Acquisti and Gross may or may not be the first to work this out, but they are apparently the first to realize what a great big splash could be made by pointing it out publicly. Today, knowledge of a person’s SSN plays the role that knowledge of a person’s true name played in certain primitive societies. A person whose SSN becomes known to the dark forces will have no end of evil spells cast upon them. Suggest that there is a sinister way in which an SSN can be divined and you’ve got the makings of some great viral internet buzz.
Just to make sure, Acquisti and Gross added in the speculation that an evil-doer could find dates and places of birth from sites such as Facebook. Identity theft and damage done by social networking in one story? This one has legs.
Only 48 hours after the original paper was posted Wallet Pop breathlessly told us
… new research indicates that it is possible to determine one out of every ten social security numbers knowing only a place of birth and birthdate!
Which, if true, would no doubt occasion immediate Congressional hearings. Alas, the numbers are bit off. Actual readers of the paper (as opposed to readers of blog posts based on other blog posts based on wire stories based on press releases about the paper) know the accuracy to be just a bit less than one in ten.
The odds of guessing right depends on the year of birth and the state. To maximize the chances of guessing right, you want a recent year for which the data is nice and clean and EAB is well ensconced, but not so recent that there are too few entries in the DMF for people born that year. And smaller states are much easier because fewer babies are born there each day.

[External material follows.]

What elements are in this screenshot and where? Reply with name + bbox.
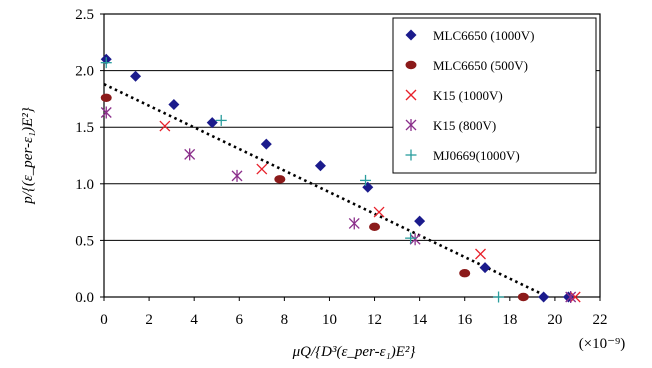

For somebody born in Alaska in 1998, essentially the best case scenario for guessing right, Acquisti and Gross estimate they could get a full SSN 58% of the time within one thousand attempts. My calculations translate that into a 1 in 1153 chance for each guess. You can see how that might be confused with 1 in 10. For somebody born in New York in 1998, the paper estimates the probability of getting it right in 1000 tries at 3%, which I work out to be a 1 in 32,831.
We might get Congressional hearings anyway. A 1 in 1153 chance of guessing right, even if it only applies to tiny number of Americans, isn’t okay. This isn’t a hard problem to fix, the Social Administration just has to abandon a geographic allocation system that stopped making sense during the Johnson Administration. And I think we can allow 11 year-old Alaskans to get new SSNs.
That said, there is no need to get particularly excited about this. I can forgive Acquisti and Gross for hyping their paper. Even associate professors gotta make a living. But everybody else really ought to check their sources before they use exclamation points.